Domain Adaptation Approaches for Classifying Crisis Related Data on Social Media


Sponsoring Agency
National Science Foundation


The project investigates the use of big data analysis techniques for classifying crisis-related data in social media with respect to situational awareness categories, such as caution, advice, fatality, injury, and support, with the goal of helping emergency response teams identify useful information. A major challenge is the scale of the data, where millions of short messages are continuously posted during a disaster, and need to be analyzed. The use of current technologies based on automated machine learning is limited due to the lack of labeled data for an emergent target disaster, and the fact that every event is unique in terms of geography, culture, infrastructure, technology, and the people involved. To tackle the above challenges, domain adaptation techniques that make use of existing labeled data from prior disasters and unlabeled data from a current disaster are designed. The resulting models are continuously updated and improved based on feedback from crowdsourcing volunteers. The research will provide real, usable solutions to emergency response organizations and will enable these organizations to improve the speed, quality and efficiency of their response.

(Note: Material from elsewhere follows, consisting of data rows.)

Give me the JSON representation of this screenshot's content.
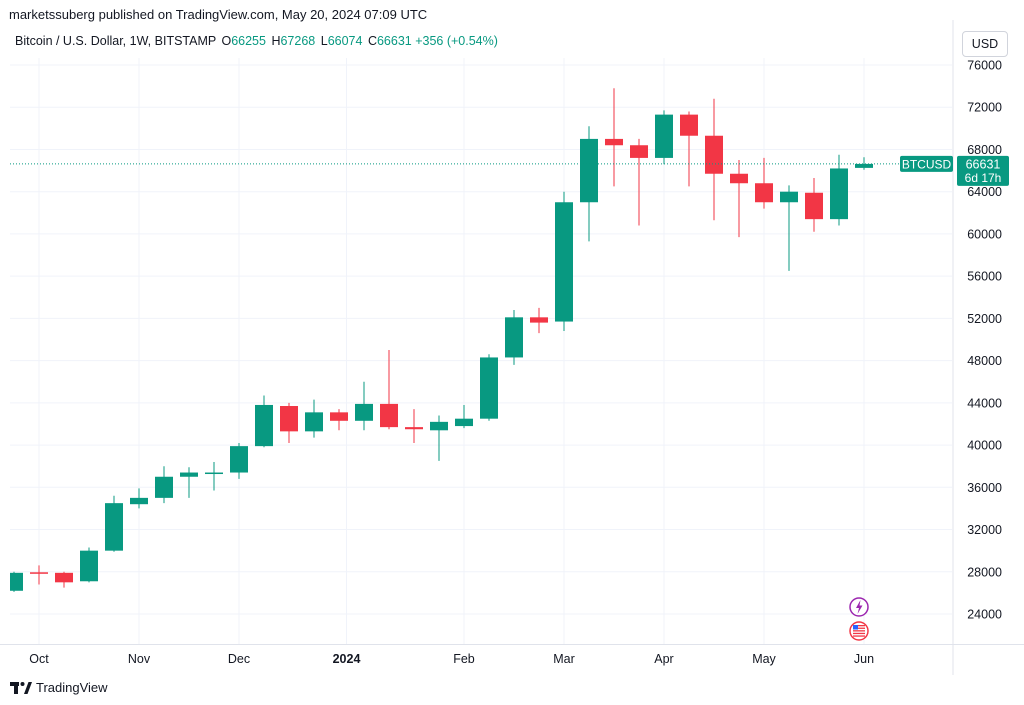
{
  "header": {
    "published": "marketssuberg published on TradingView.com, May 20, 2024 07:09 UTC"
  },
  "legend": {
    "symbol": "Bitcoin / U.S. Dollar, 1W, BITSTAMP",
    "o_label": "O",
    "o_value": "66255",
    "h_label": "H",
    "h_value": "67268",
    "l_label": "L",
    "l_value": "66074",
    "c_label": "C",
    "c_value": "66631",
    "change": "+356 (+0.54%)"
  },
  "currency_button": "USD",
  "price_tag": {
    "ticker": "BTCUSD",
    "price": "66631",
    "countdown": "6d 17h"
  },
  "footer": {
    "logo_text": "TradingView"
  },
  "colors": {
    "up": "#089981",
    "down": "#f23645",
    "grid": "#f0f3fa",
    "text": "#131722"
  },
  "icons": [
    "lightning-event-icon",
    "us-flag-event-icon"
  ],
  "chart_data": {
    "type": "candlestick",
    "title": "Bitcoin / U.S. Dollar, 1W, BITSTAMP",
    "current_price": 66631,
    "ylim": [
      20000,
      78000
    ],
    "y_ticks": [
      24000,
      28000,
      32000,
      36000,
      40000,
      44000,
      48000,
      52000,
      56000,
      60000,
      64000,
      68000,
      72000,
      76000
    ],
    "x_ticks": [
      {
        "label": "Oct",
        "week": 1.0,
        "bold": false
      },
      {
        "label": "Nov",
        "week": 5.0,
        "bold": false
      },
      {
        "label": "Dec",
        "week": 9.0,
        "bold": false
      },
      {
        "label": "2024",
        "week": 13.3,
        "bold": true
      },
      {
        "label": "Feb",
        "week": 18.0,
        "bold": false
      },
      {
        "label": "Mar",
        "week": 22.0,
        "bold": false
      },
      {
        "label": "Apr",
        "week": 26.0,
        "bold": false
      },
      {
        "label": "May",
        "week": 30.0,
        "bold": false
      },
      {
        "label": "Jun",
        "week": 34.0,
        "bold": false
      }
    ],
    "candles": [
      {
        "o": 26200,
        "h": 28000,
        "l": 26100,
        "c": 27900
      },
      {
        "o": 27950,
        "h": 28600,
        "l": 26800,
        "c": 27900
      },
      {
        "o": 27900,
        "h": 28000,
        "l": 26500,
        "c": 27000
      },
      {
        "o": 27100,
        "h": 30300,
        "l": 27000,
        "c": 30000
      },
      {
        "o": 30000,
        "h": 35200,
        "l": 29900,
        "c": 34500
      },
      {
        "o": 34400,
        "h": 35900,
        "l": 34000,
        "c": 35000
      },
      {
        "o": 35000,
        "h": 38000,
        "l": 34500,
        "c": 37000
      },
      {
        "o": 37000,
        "h": 37900,
        "l": 35000,
        "c": 37400
      },
      {
        "o": 37400,
        "h": 38400,
        "l": 35700,
        "c": 37400
      },
      {
        "o": 37400,
        "h": 40200,
        "l": 36800,
        "c": 39900
      },
      {
        "o": 39900,
        "h": 44700,
        "l": 39800,
        "c": 43800
      },
      {
        "o": 43700,
        "h": 44000,
        "l": 40200,
        "c": 41300
      },
      {
        "o": 41300,
        "h": 44300,
        "l": 40700,
        "c": 43100
      },
      {
        "o": 43100,
        "h": 43400,
        "l": 41400,
        "c": 42300
      },
      {
        "o": 42300,
        "h": 46000,
        "l": 41400,
        "c": 43900
      },
      {
        "o": 43900,
        "h": 49000,
        "l": 41500,
        "c": 41700
      },
      {
        "o": 41700,
        "h": 43400,
        "l": 40200,
        "c": 41500
      },
      {
        "o": 41400,
        "h": 42800,
        "l": 38500,
        "c": 42200
      },
      {
        "o": 41800,
        "h": 43800,
        "l": 41600,
        "c": 42500
      },
      {
        "o": 42500,
        "h": 48600,
        "l": 42300,
        "c": 48300
      },
      {
        "o": 48300,
        "h": 52800,
        "l": 47600,
        "c": 52100
      },
      {
        "o": 52100,
        "h": 53000,
        "l": 50600,
        "c": 51600
      },
      {
        "o": 51700,
        "h": 64000,
        "l": 50800,
        "c": 63000
      },
      {
        "o": 63000,
        "h": 70200,
        "l": 59300,
        "c": 69000
      },
      {
        "o": 69000,
        "h": 73800,
        "l": 64500,
        "c": 68400
      },
      {
        "o": 68400,
        "h": 69000,
        "l": 60800,
        "c": 67200
      },
      {
        "o": 67200,
        "h": 71700,
        "l": 66600,
        "c": 71300
      },
      {
        "o": 71300,
        "h": 71600,
        "l": 64500,
        "c": 69300
      },
      {
        "o": 69300,
        "h": 72800,
        "l": 61300,
        "c": 65700
      },
      {
        "o": 65700,
        "h": 67000,
        "l": 59700,
        "c": 64800
      },
      {
        "o": 64800,
        "h": 67200,
        "l": 62400,
        "c": 63000
      },
      {
        "o": 63000,
        "h": 64600,
        "l": 56500,
        "c": 64000
      },
      {
        "o": 63900,
        "h": 65300,
        "l": 60200,
        "c": 61400
      },
      {
        "o": 61400,
        "h": 67500,
        "l": 60800,
        "c": 66200
      },
      {
        "o": 66255,
        "h": 67268,
        "l": 66074,
        "c": 66631
      }
    ]
  }
}
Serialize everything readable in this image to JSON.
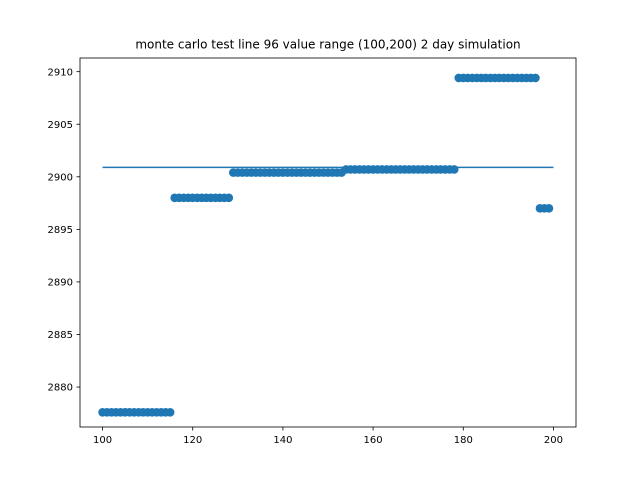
{
  "chart_data": {
    "type": "scatter",
    "title": "monte carlo test line 96 value range (100,200) 2 day simulation",
    "xlabel": "",
    "ylabel": "",
    "xlim": [
      95,
      205
    ],
    "ylim": [
      2876.2,
      2911.3
    ],
    "xticks": [
      100,
      120,
      140,
      160,
      180,
      200
    ],
    "yticks": [
      2880,
      2885,
      2890,
      2895,
      2900,
      2905,
      2910
    ],
    "grid": false,
    "legend": "none",
    "point_color": "#1f77b4",
    "series": [
      {
        "kind": "points",
        "points": [
          [
            100,
            2877.6
          ],
          [
            101,
            2877.6
          ],
          [
            102,
            2877.6
          ],
          [
            103,
            2877.6
          ],
          [
            104,
            2877.6
          ],
          [
            105,
            2877.6
          ],
          [
            106,
            2877.6
          ],
          [
            107,
            2877.6
          ],
          [
            108,
            2877.6
          ],
          [
            109,
            2877.6
          ],
          [
            110,
            2877.6
          ],
          [
            111,
            2877.6
          ],
          [
            112,
            2877.6
          ],
          [
            113,
            2877.6
          ],
          [
            114,
            2877.6
          ],
          [
            115,
            2877.6
          ],
          [
            116,
            2898.0
          ],
          [
            117,
            2898.0
          ],
          [
            118,
            2898.0
          ],
          [
            119,
            2898.0
          ],
          [
            120,
            2898.0
          ],
          [
            121,
            2898.0
          ],
          [
            122,
            2898.0
          ],
          [
            123,
            2898.0
          ],
          [
            124,
            2898.0
          ],
          [
            125,
            2898.0
          ],
          [
            126,
            2898.0
          ],
          [
            127,
            2898.0
          ],
          [
            128,
            2898.0
          ],
          [
            129,
            2900.4
          ],
          [
            130,
            2900.4
          ],
          [
            131,
            2900.4
          ],
          [
            132,
            2900.4
          ],
          [
            133,
            2900.4
          ],
          [
            134,
            2900.4
          ],
          [
            135,
            2900.4
          ],
          [
            136,
            2900.4
          ],
          [
            137,
            2900.4
          ],
          [
            138,
            2900.4
          ],
          [
            139,
            2900.4
          ],
          [
            140,
            2900.4
          ],
          [
            141,
            2900.4
          ],
          [
            142,
            2900.4
          ],
          [
            143,
            2900.4
          ],
          [
            144,
            2900.4
          ],
          [
            145,
            2900.4
          ],
          [
            146,
            2900.4
          ],
          [
            147,
            2900.4
          ],
          [
            148,
            2900.4
          ],
          [
            149,
            2900.4
          ],
          [
            150,
            2900.4
          ],
          [
            151,
            2900.4
          ],
          [
            152,
            2900.4
          ],
          [
            153,
            2900.4
          ],
          [
            154,
            2900.7
          ],
          [
            155,
            2900.7
          ],
          [
            156,
            2900.7
          ],
          [
            157,
            2900.7
          ],
          [
            158,
            2900.7
          ],
          [
            159,
            2900.7
          ],
          [
            160,
            2900.7
          ],
          [
            161,
            2900.7
          ],
          [
            162,
            2900.7
          ],
          [
            163,
            2900.7
          ],
          [
            164,
            2900.7
          ],
          [
            165,
            2900.7
          ],
          [
            166,
            2900.7
          ],
          [
            167,
            2900.7
          ],
          [
            168,
            2900.7
          ],
          [
            169,
            2900.7
          ],
          [
            170,
            2900.7
          ],
          [
            171,
            2900.7
          ],
          [
            172,
            2900.7
          ],
          [
            173,
            2900.7
          ],
          [
            174,
            2900.7
          ],
          [
            175,
            2900.7
          ],
          [
            176,
            2900.7
          ],
          [
            177,
            2900.7
          ],
          [
            178,
            2900.7
          ],
          [
            179,
            2909.4
          ],
          [
            180,
            2909.4
          ],
          [
            181,
            2909.4
          ],
          [
            182,
            2909.4
          ],
          [
            183,
            2909.4
          ],
          [
            184,
            2909.4
          ],
          [
            185,
            2909.4
          ],
          [
            186,
            2909.4
          ],
          [
            187,
            2909.4
          ],
          [
            188,
            2909.4
          ],
          [
            189,
            2909.4
          ],
          [
            190,
            2909.4
          ],
          [
            191,
            2909.4
          ],
          [
            192,
            2909.4
          ],
          [
            193,
            2909.4
          ],
          [
            194,
            2909.4
          ],
          [
            195,
            2909.4
          ],
          [
            196,
            2909.4
          ],
          [
            197,
            2897.0
          ],
          [
            198,
            2897.0
          ],
          [
            199,
            2897.0
          ]
        ]
      },
      {
        "kind": "line",
        "x": [
          100,
          200
        ],
        "y": [
          2900.9,
          2900.9
        ]
      }
    ]
  }
}
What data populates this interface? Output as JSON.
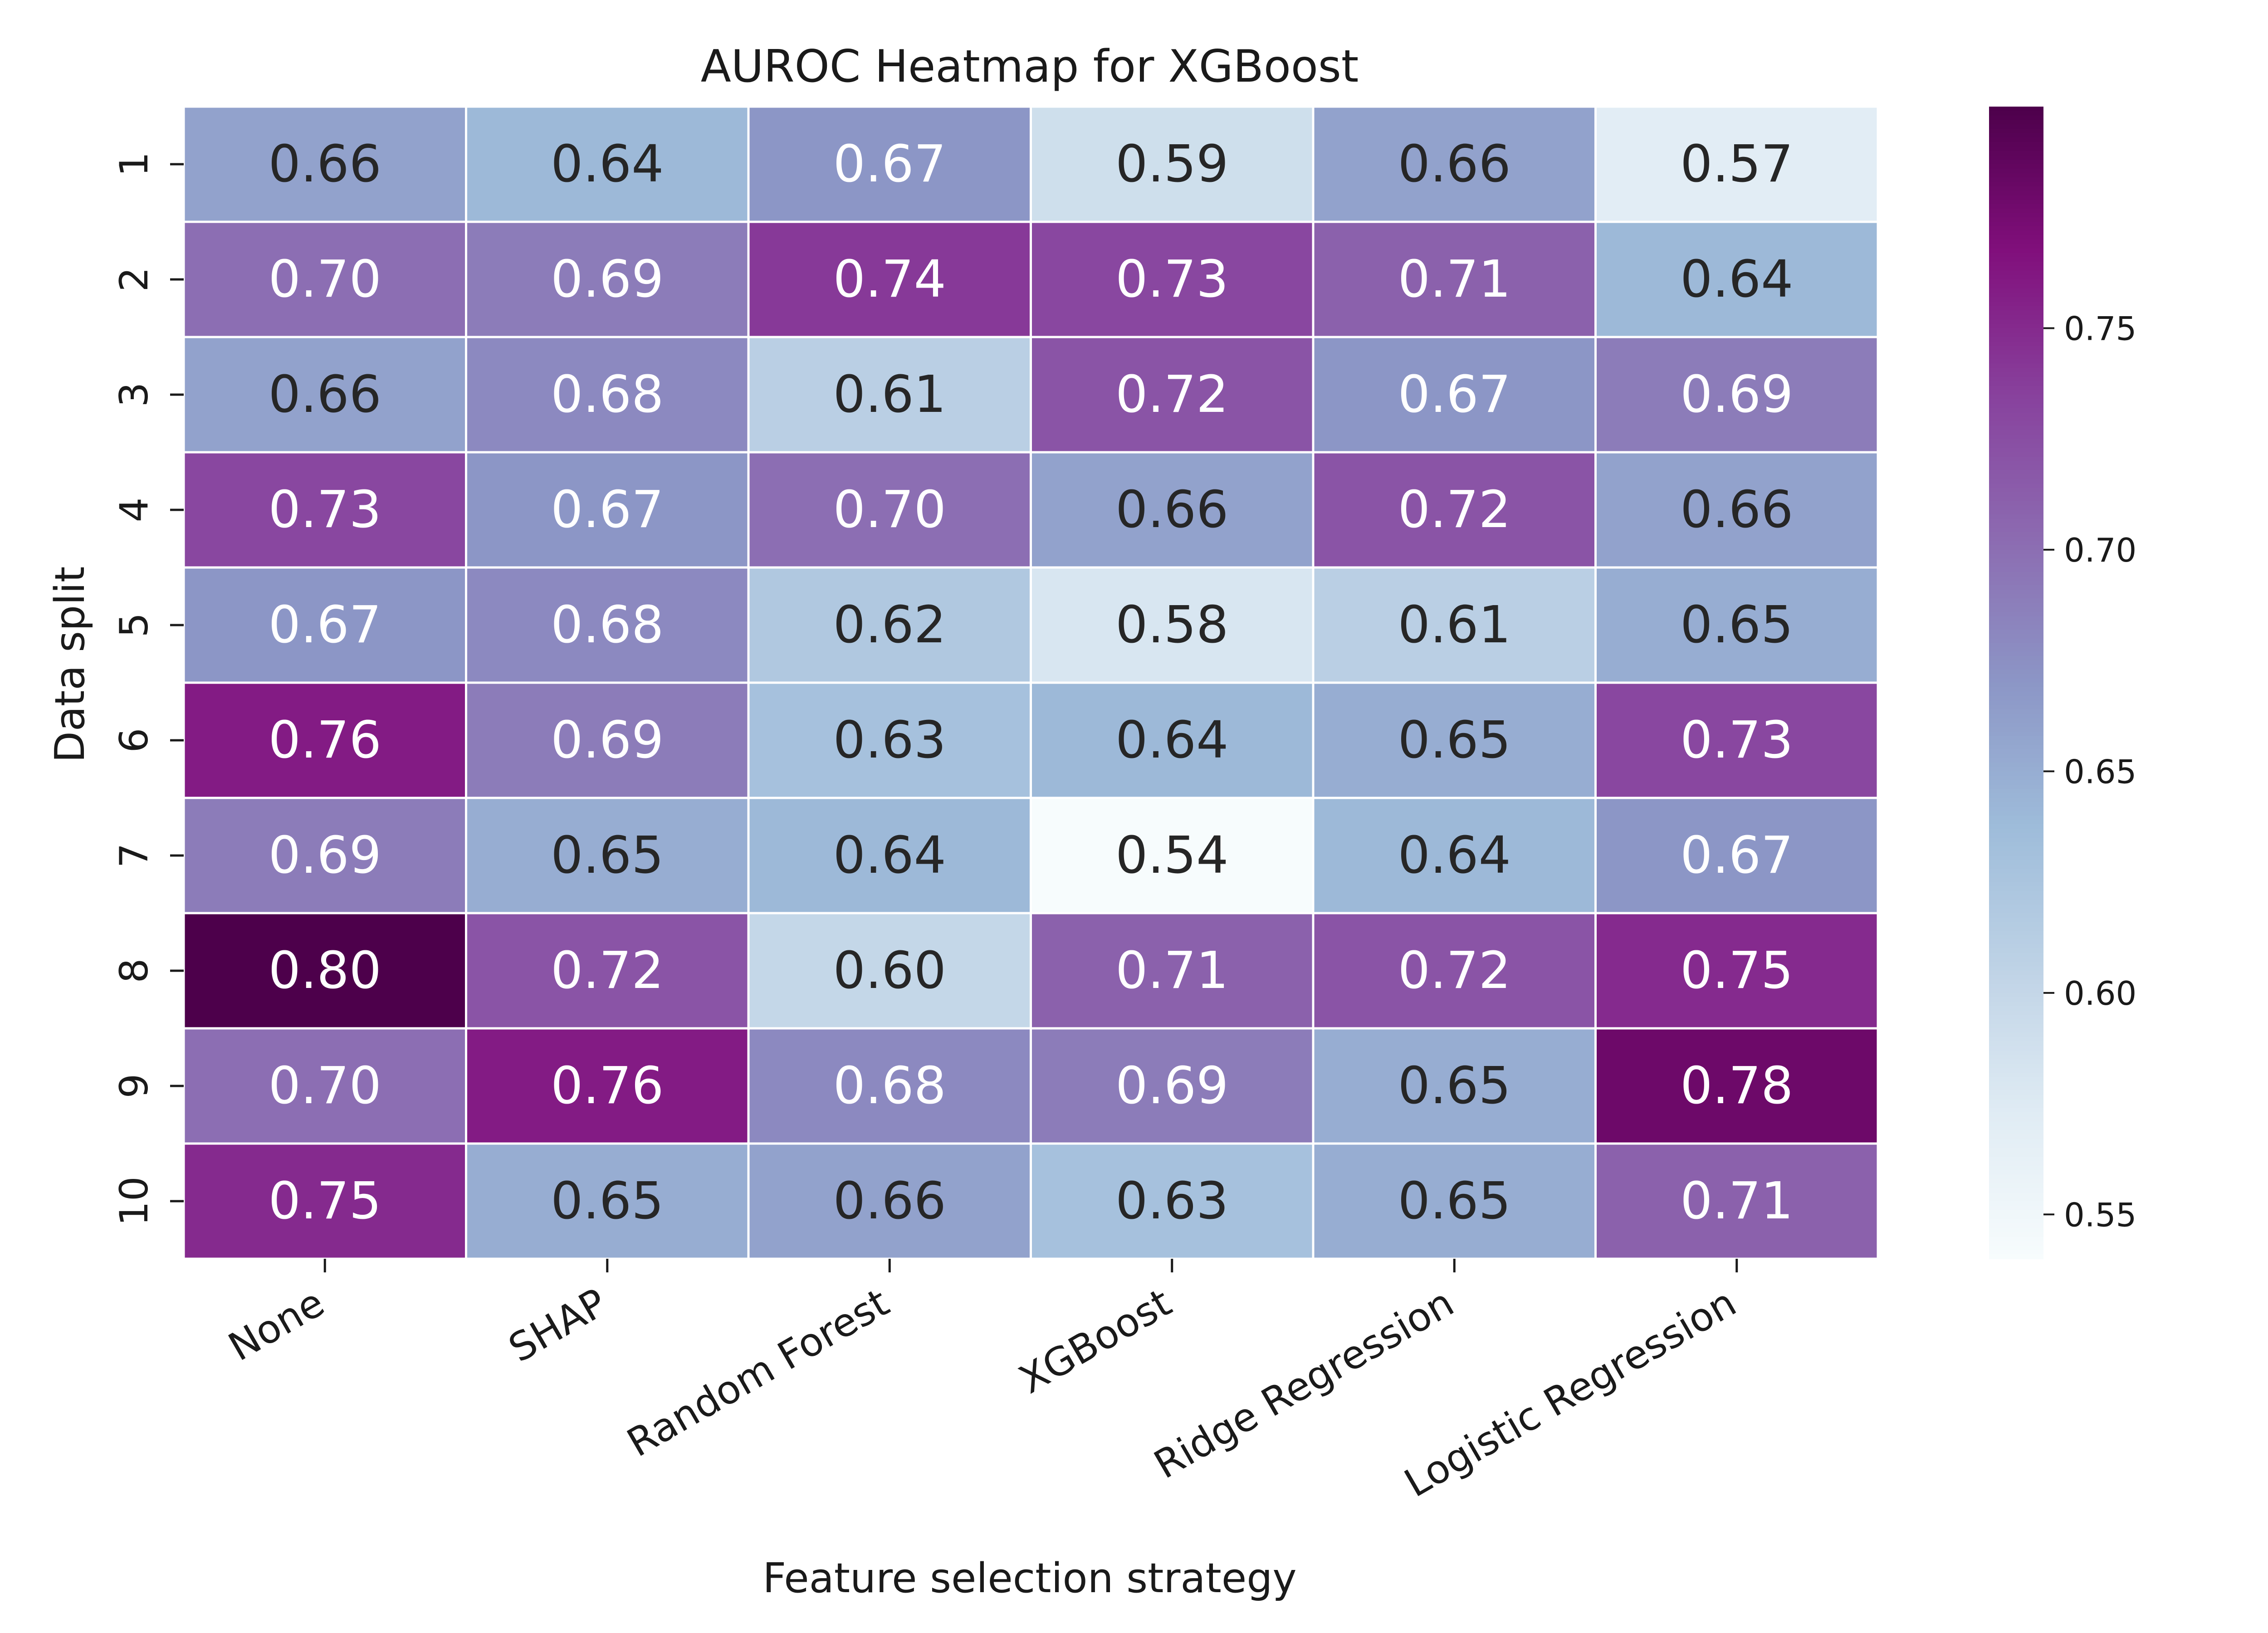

The research provides novel solutions based on domain adaptation and deep neural networks to tackle the unique challenges in applying machine learning for crisis-related data analysis, specifically the volume and velocity challenges of big crisis data. Domain adaptation approaches enable the transfer of information from prior source disasters to an emergent target disaster. Deep learning approaches make it possible to employ large amounts of labeled source data and unlabeled target data, and to incrementally update the models as more labeled target data becomes available. Large-scale analysis across combinations of source and target crises will help identify patterns of transferable situational awareness knowledge. The resulting technical and social solutions will be blended together for use in data management and emergency response.